I think PaidContent and Silicon Alley have set themselves apart primarily by writing excellent content, and focusing their efforts instead of trying to be all things to all people. Although Mike doesn’t mention Gawker (likely because he despises founder Nick Denton, who is the Darth Vader to Mike’s Obi-wan Kenobi), blogs like Gawker.com, Engadget — and yes, even Valleywag — have become success stories by doing the same thing, although in their case it’s more of a tabloid-style approach that takes advantage of controversy just as much as it does good content.

Mike makes the point that the blogs that are raising money now might be making a mistake, in part because the good old days of being able to build a blog empire with nothing but a few computers and some writing ability are largely gone — now, writers want to be paid a decent salary (imagine!) and then there’s the whole VC snakepit to navigate. And he also mentions how competitive and political the blogosphere has become, with pitched battles and people taking sides, and describes how he has tried to help B-list and C-list bloggers (including yours truly) by linking.

I appreciate Mike’s take on things, and the fact that he sees me as one of the “non-crazy influencers” (although I have criticized his point of view before, as many people know, and am more than willing to do so in the future if I think he is wrong on something). And as much as I would like to pretend that it isn’t a competitive game, there’s no question that it is. Are the good old days gone forever? Are we now where the Wild West was when the developers and the settlers and the banks took over and the gunslingers were put out to pasture? Perhaps.

Towards the end of his post, Mike suggests that he has a bigger picture in mind when he advises some of the other bloggers not to take investment money — he talks about how he would like to see the creation of a blogging “Dream Team” that could take on CNET (not really that difficult a task, I would argue). I for one would like to see that happen, mostly because I think it could be a lot of fun to watch, or even to take part in. And if it comes to that, I want to be Magic Johnson :-)

Thoughts on new media and ethics

I did a panel at Podcamp Toronto on Sunday with my friend and former Globe and Mail colleague Keith McArthur, in which we talked about new media and ethics, and I wanted to download some of what happened there for anyone who couldn’t make it (from what I understand, there should be archived video of the session soon at the Podcamp wiki). I think it’s an interesting discussion, and we only touched the surface of many of the issues in the hour or so we were talking about it (Michelle Sullivan has a pretty good overview as well).

Keith started with a few examples of ethical lapses on several different sides of the equation. One was by the Globe: an April Fool’s joke involving a CBC radio report about Jimmy Carter, which was reported as though it was fact in the Globe. A second was by the blogosphere: a story that Ford had stopped Mustang owners from publishing a calendar with shots of their classic cars in it (more on that here).

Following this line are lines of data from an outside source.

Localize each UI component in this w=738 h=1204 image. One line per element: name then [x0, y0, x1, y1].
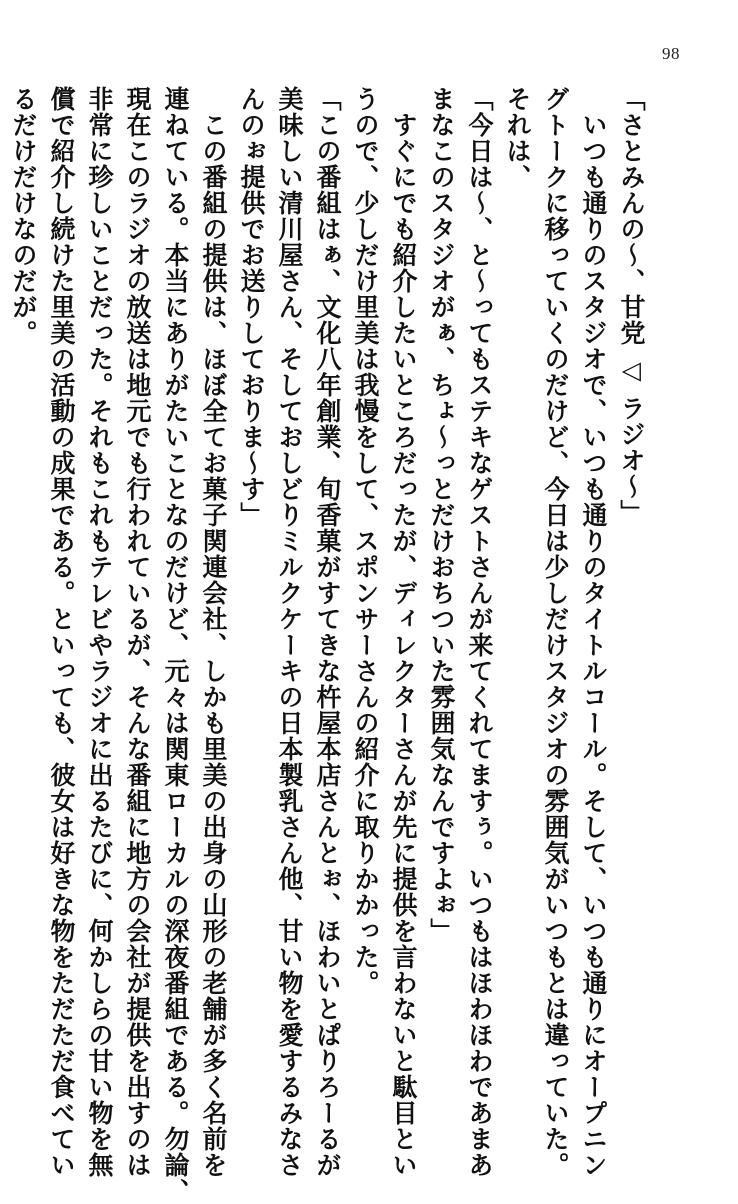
- text-line: うので、少しだけ里美は我慢をして、スポンサーさんの紹介に取りかかった。: [351, 86, 380, 996]
- text-line: 「今日は～、と～ってもステキなゲストさんが来てくれてますぅ。いつもはほわほわであまあ: [465, 86, 494, 1178]
- body-text: [4, 86, 650, 1204]
- text-line: 美味しい清川屋さん、そしておしどりミルクケーキの日本製乳さん他、甘い物を愛するみなさ: [275, 86, 304, 1178]
- text-line: 「さとみんの～、甘党 ◁ ラジオ～」: [617, 86, 646, 526]
- text-line: すぐにでも紹介したいところだったが、ディレクターさんが先に提供を言わないと駄目とい: [389, 86, 418, 1178]
- text-line: 現在このラジオの放送は地元でも行われているが、そんな番組に地方の会社が提供を出すのは: [123, 86, 152, 1178]
- text-line: 非常に珍しいことだった。それもこれもテレビやラジオに出るたびに、何かしらの甘い物を無: [85, 86, 114, 1178]
- text-line: んのぉ提供でお送りしておりま～す」: [237, 86, 266, 528]
- text-line: 連ねている。本当にありがたいことなのだけど、元々は関東ローカルの深夜番組である。勿論、: [161, 86, 190, 1204]
- text-line: グトークに移っていくのだけど、今日は少しだけスタジオの雰囲気がいつもとは違っていた。: [541, 86, 570, 1178]
- text-line: まなこのスタジオがぁ、ちょ～っとだけおちついた雰囲気なんですよぉ」: [427, 86, 456, 944]
- text-line: いつも通りのスタジオで、いつも通りのタイトルコール。そして、いつも通りにオープニン: [579, 86, 608, 1178]
- page-number: 98: [662, 44, 680, 63]
- text-line: それは、: [503, 86, 532, 190]
- text-line: この番組の提供は、ほぼ全てお菓子関連会社、しかも里美の出身の山形の老舗が多く名前を: [199, 86, 228, 1178]
- text-line: るだけだけなのだが。: [9, 86, 38, 346]
- text-line: 「この番組はぁ、文化八年創業、旬香菓がすてきな杵屋本店さんとぉ、ほわいとぱりろーるが: [313, 86, 342, 1178]
- text-line: 償で紹介し続けた里美の活動の成果である。といっても、彼女は好きな物をただただ食べてい: [47, 86, 76, 1178]
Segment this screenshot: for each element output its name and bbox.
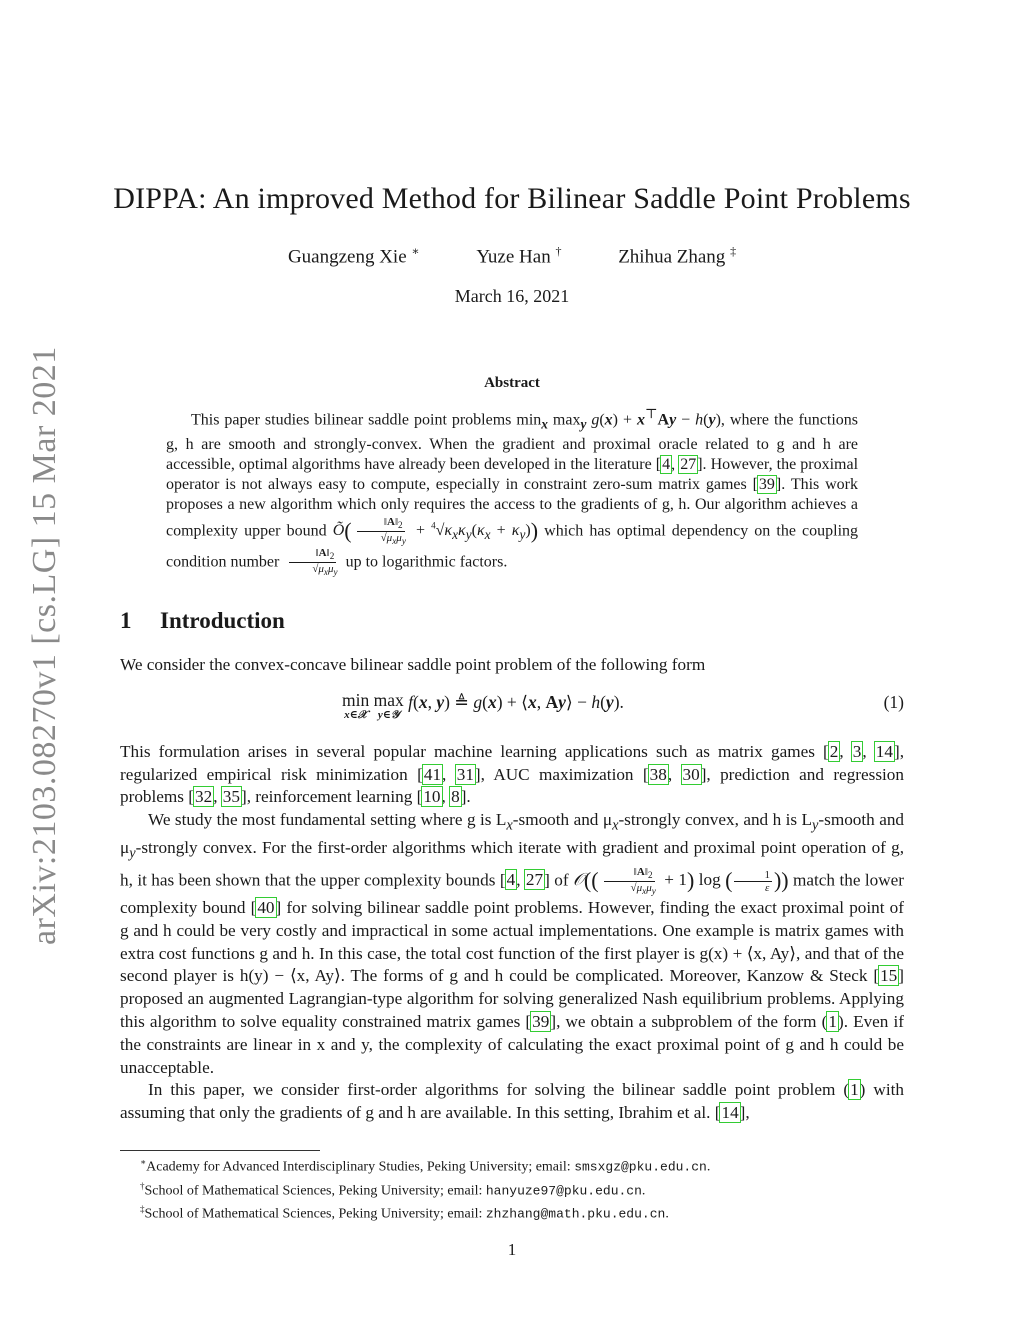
citation-link[interactable]: 27 bbox=[680, 455, 697, 473]
equation-reference-link[interactable]: 1 bbox=[850, 1080, 859, 1100]
abstract-body: This paper studies bilinear saddle point problems $\min_x \max_y g(x) + x^⊤Ay - h(y)$, where the functions g, h are smooth and strongly-convex. When the gradient and proximal oracle related to g and h are accessible, optimal algorithms have already been developed in the literature [4, 27]. However, the proximal operator is not always easy to compute, especially in constraint zero-sum matrix games [39]. This work proposes a new algorithm which only requires the access to the gradients of g, h. Our algorithm achieves a complexity upper bound Õ( $\frac{‖A‖_2}{√\mu_x\mu_y}$ + $^4√\kappa_x\kappa_y(\kappa_x + \kappa_y)$) which has optimal dependency on the coupling condition number $\frac{‖A‖_2}{√\mu_x\mu_y}$ up to logarithmic factors. bbox=[166, 406, 859, 578]
citation-link[interactable]: 41 bbox=[423, 764, 442, 784]
paragraph: In this paper, we consider first-order algorithms for solving the bilinear saddle point problem (1) with assuming that only the gradients of g and h are available. In this setting, Ibrahim et al. [14], bbox=[120, 1080, 904, 1123]
section-body bbox=[120, 654, 904, 1125]
citation-link[interactable]: 4 bbox=[506, 870, 516, 890]
author: Yuze Han † bbox=[476, 244, 562, 268]
citation-link[interactable]: 15 bbox=[880, 966, 898, 986]
citation-link[interactable]: 8 bbox=[451, 787, 460, 807]
footnote: ‡School of Mathematical Sciences, Peking University; email: zhzhang@math.pku.edu.cn. bbox=[140, 1204, 669, 1222]
email-address: smsxgz@pku.edu.cn bbox=[574, 1159, 707, 1175]
abstract-heading: Abstract bbox=[484, 375, 540, 391]
citation-link[interactable]: 14 bbox=[875, 741, 893, 761]
footnote: †School of Mathematical Sciences, Peking University; email: hanyuze97@pku.edu.cn. bbox=[140, 1180, 646, 1199]
paper-title: DIPPA: An improved Method for Bilinear Saddle Point Problems bbox=[113, 182, 911, 215]
footnotes bbox=[120, 1153, 920, 1224]
footnote-divider bbox=[120, 1150, 320, 1151]
publication-date: March 16, 2021 bbox=[454, 286, 570, 306]
author: Guangzeng Xie ∗ bbox=[287, 244, 420, 268]
citation-link[interactable]: 4 bbox=[662, 455, 671, 473]
equation-label: (1) bbox=[883, 691, 904, 712]
section-heading: 1 Introduction bbox=[120, 608, 285, 633]
citation-link[interactable]: 10 bbox=[423, 787, 441, 807]
paragraph: We consider the convex-concave bilinear saddle point problem of the following form bbox=[120, 655, 706, 674]
coupling-condition-number: $\frac{‖A‖_2}{√\mu_x\mu_y}$ bbox=[285, 547, 339, 578]
author-list bbox=[0, 244, 1024, 268]
footnote: ∗Academy for Advanced Interdisciplinary Studies, Peking University; email: smsxgz@pku.edu.cn. bbox=[140, 1157, 711, 1175]
complexity-formula: Õ( $\frac{‖A‖_2}{√\mu_x\mu_y}$ + $^4√\kappa_x\kappa_y(\kappa_x + \kappa_y)$) bbox=[332, 515, 539, 546]
upper-bound-formula: 𝒪(( $\frac{‖A‖_2}{√\mu_x\mu_y}$ + 1) log ( $\frac{1}{\varepsilon}$ )) bbox=[573, 865, 789, 897]
author: Zhihua Zhang ‡ bbox=[618, 244, 737, 268]
page-number: 1 bbox=[507, 1240, 517, 1259]
arxiv-side-stamp: arXiv:2103.08270v1 [cs.LG] 15 Mar 2021 bbox=[26, 346, 63, 945]
citation-link[interactable]: 27 bbox=[525, 870, 544, 890]
citation-link[interactable]: 39 bbox=[532, 1012, 550, 1032]
paragraph: This formulation arises in several popular machine learning applications such as matrix games [2, 3, 14], regularized empirical risk minimization [41, 31], AUC maximization [38, 30], prediction and regression problems [32, 35], reinforcement learning [10, 8]. bbox=[120, 741, 905, 807]
email-address: zhzhang@math.pku.edu.cn bbox=[485, 1206, 666, 1222]
citation-link[interactable]: 35 bbox=[222, 787, 240, 807]
equation-reference-link[interactable]: 1 bbox=[828, 1012, 837, 1032]
citation-link[interactable]: 14 bbox=[721, 1103, 739, 1123]
citation-link[interactable]: 39 bbox=[758, 476, 775, 494]
citation-link[interactable]: 30 bbox=[682, 764, 700, 784]
citation-link[interactable]: 2 bbox=[829, 741, 839, 761]
citation-link[interactable]: 31 bbox=[456, 764, 474, 784]
citation-link[interactable]: 3 bbox=[852, 741, 862, 761]
citation-link[interactable]: 40 bbox=[257, 898, 275, 918]
citation-link[interactable]: 32 bbox=[195, 787, 213, 807]
equation-1: min x∈𝒳 max y∈𝒴 f(x, y) ≜ g(x) + ⟨x, Ay⟩ − h(y). (1) bbox=[342, 689, 904, 721]
email-address: hanyuze97@pku.edu.cn bbox=[485, 1183, 642, 1199]
paragraph: We study the most fundamental setting where g is $L_x$-smooth and $\mu_x$-strongly convex, and h is $L_y$-smooth and $\mu_y$-strongly convex. For the first-order algorithms which iterate with gradient and proximal point operation of g, h, it has been shown that the upper complexity bounds [4, 27] of 𝒪(( $\frac{‖A‖_2}{√\mu_x\mu_y}$ + 1) log ( $\frac{1}{\varepsilon}$ )) match the lower complexity bound [40] for solving bilinear saddle point problems. However, finding the exact proximal point of g and h could be very costly and impractical in some actual implementations. One example is matrix games with extra cost functions g and h. In this case, the total cost function of the first player is g(x) + ⟨x, Ay⟩, and that of the second player is h(y) − ⟨x, Ay⟩. The forms of g and h could be complicated. Moreover, Kanzow & Steck [15] proposed an augmented Lagrangian-type algorithm for solving generalized Nash equilibrium problems. Applying this algorithm to solve equality constrained matrix games [39], we obtain a subproblem of the form (1). Even if the constraints are linear in x and y, the complexity of calculating the exact proximal point of g and h could be unacceptable. bbox=[120, 810, 905, 1077]
citation-link[interactable]: 38 bbox=[649, 764, 667, 784]
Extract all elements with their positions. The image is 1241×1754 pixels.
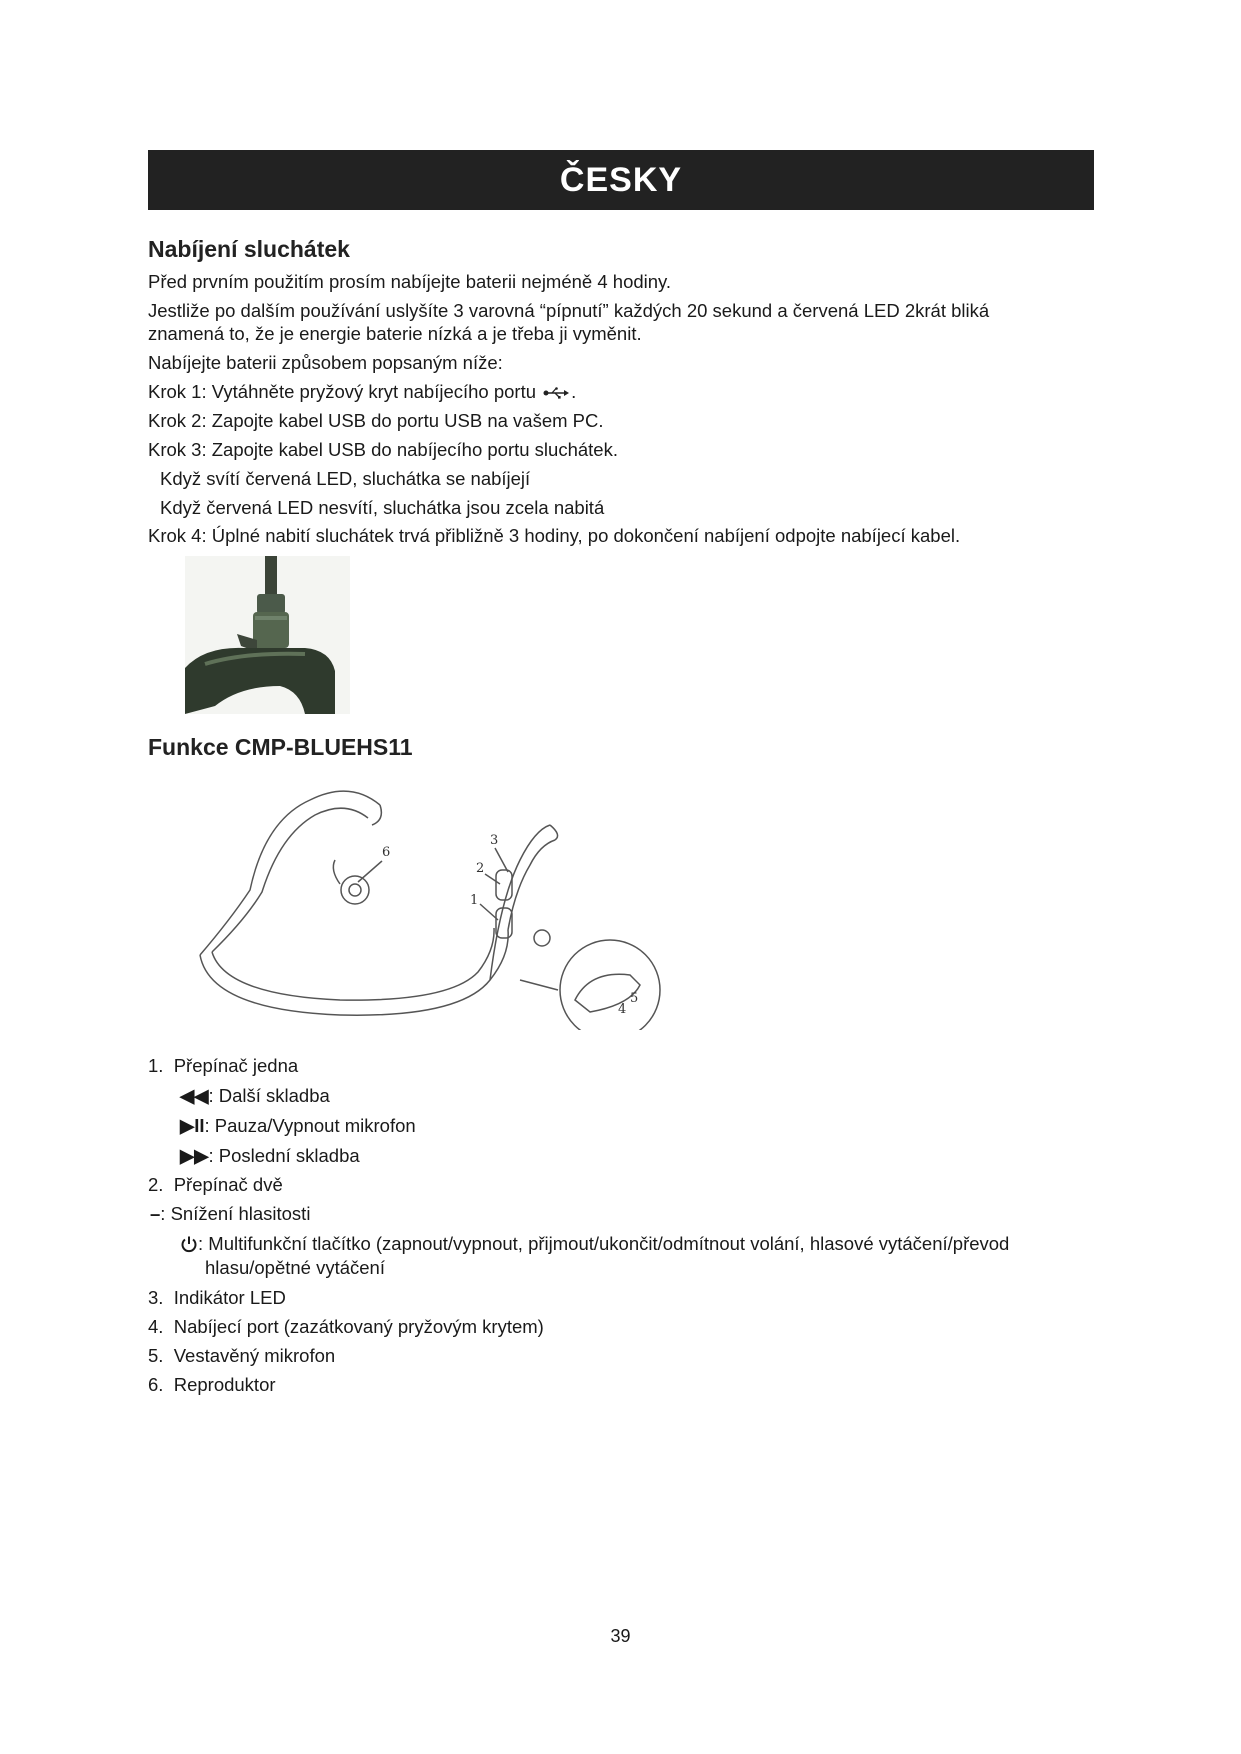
label-4: 4	[618, 1002, 627, 1017]
rewind-icon: ◀◀	[180, 1085, 209, 1106]
item-number: 1.	[148, 1055, 164, 1076]
item-text: : Multifunkční tlačítko (zapnout/vypnout, přijmout/ukončit/odmítnout volání, hlasové vytáčení/převod	[198, 1233, 1010, 1254]
step-1-text: Krok 1: Vytáhněte pryžový kryt nabíjecího portu	[148, 381, 537, 402]
label-6: 6	[382, 845, 391, 860]
step-2: Krok 2: Zapojte kabel USB do portu USB na vašem PC.	[148, 410, 604, 431]
step-4: Krok 4: Úplné nabití sluchátek trvá přibližně 3 hodiny, po dokončení nabíjení odpojte nabíjecí kabel.	[148, 525, 961, 546]
item-text: Přepínač jedna	[173, 1055, 299, 1076]
item-multifunction	[180, 1232, 1009, 1259]
page-number: 39	[610, 1626, 631, 1646]
charging-heading: Nabíjení sluchátek	[148, 236, 350, 262]
item-3	[148, 1286, 286, 1310]
step-1	[148, 380, 576, 405]
item-play-pause	[180, 1114, 416, 1138]
language-banner: ČESKY	[148, 150, 1094, 210]
functions-heading: Funkce CMP-BLUEHS11	[148, 734, 413, 760]
label-2: 2	[476, 861, 485, 876]
item-next-track	[180, 1144, 360, 1168]
item-multifunction-cont: hlasu/opětné vytáčení	[205, 1257, 385, 1278]
item-text: Indikátor LED	[173, 1287, 286, 1308]
item-text: : Pauza/Vypnout mikrofon	[204, 1115, 416, 1136]
item-number: 5.	[148, 1345, 164, 1366]
item-number: 3.	[148, 1287, 164, 1308]
headset-diagram	[190, 780, 710, 1030]
label-1: 1	[470, 893, 479, 908]
item-text: Reproduktor	[173, 1374, 276, 1395]
item-2	[148, 1173, 283, 1197]
usb-icon	[543, 381, 569, 405]
item-1	[148, 1054, 298, 1078]
step-3: Krok 3: Zapojte kabel USB do nabíjecího portu sluchátek.	[148, 439, 618, 460]
charging-line2b: znamená to, že je energie baterie nízká a je třeba ji vyměnit.	[148, 323, 642, 344]
item-text: Vestavěný mikrofon	[173, 1345, 336, 1366]
item-prev-track	[180, 1084, 330, 1108]
item-6	[148, 1373, 276, 1397]
led-on-note: Když svítí červená LED, sluchátka se nabíjejí	[160, 468, 531, 489]
charging-line2a: Jestliže po dalším používání uslyšíte 3 varovná “pípnutí” každých 20 sekund a červená LED 2krát bliká	[148, 300, 990, 321]
item-number: 6.	[148, 1374, 164, 1395]
charging-photo	[185, 556, 350, 714]
item-text: : Poslední skladba	[208, 1145, 360, 1166]
item-text: : Snížení hlasitosti	[160, 1203, 311, 1224]
fast-forward-icon: ▶▶	[180, 1145, 209, 1166]
minus-icon: –	[150, 1203, 161, 1224]
step-1-end: .	[571, 381, 577, 402]
item-number: 2.	[148, 1174, 164, 1195]
charging-line1: Před prvním použitím prosím nabíjejte baterii nejméně 4 hodiny.	[148, 271, 672, 292]
play-pause-icon: ▶II	[180, 1115, 205, 1136]
item-text: : Další skladba	[208, 1085, 330, 1106]
label-5: 5	[630, 991, 639, 1006]
charging-line3: Nabíjejte baterii způsobem popsaným níže:	[148, 352, 503, 373]
item-text: Nabíjecí port (zazátkovaný pryžovým krytem)	[173, 1316, 544, 1337]
item-5	[148, 1344, 335, 1368]
item-number: 4.	[148, 1316, 164, 1337]
led-off-note: Když červená LED nesvítí, sluchátka jsou zcela nabitá	[160, 497, 605, 518]
item-text: Přepínač dvě	[173, 1174, 283, 1195]
item-volume-down	[150, 1202, 310, 1226]
item-4	[148, 1315, 544, 1339]
label-3: 3	[490, 833, 499, 848]
power-icon	[180, 1235, 198, 1259]
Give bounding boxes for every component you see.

And the third was from corporate America: In responding to a blog, Target said that it only handled such requests from “legitimate” media outlets.

One of the main things that struck me about those three examples is the difference in responses between traditional media and “new” media, in part because of their structure (one in print and the other online and easily changeable) and likely in part for cultural reasons. The Globe, for example, apologized for the story and ran a lengthy response from the writer involved (although it felt somewhat insincere). But that was days later. In any case, there the matter ended.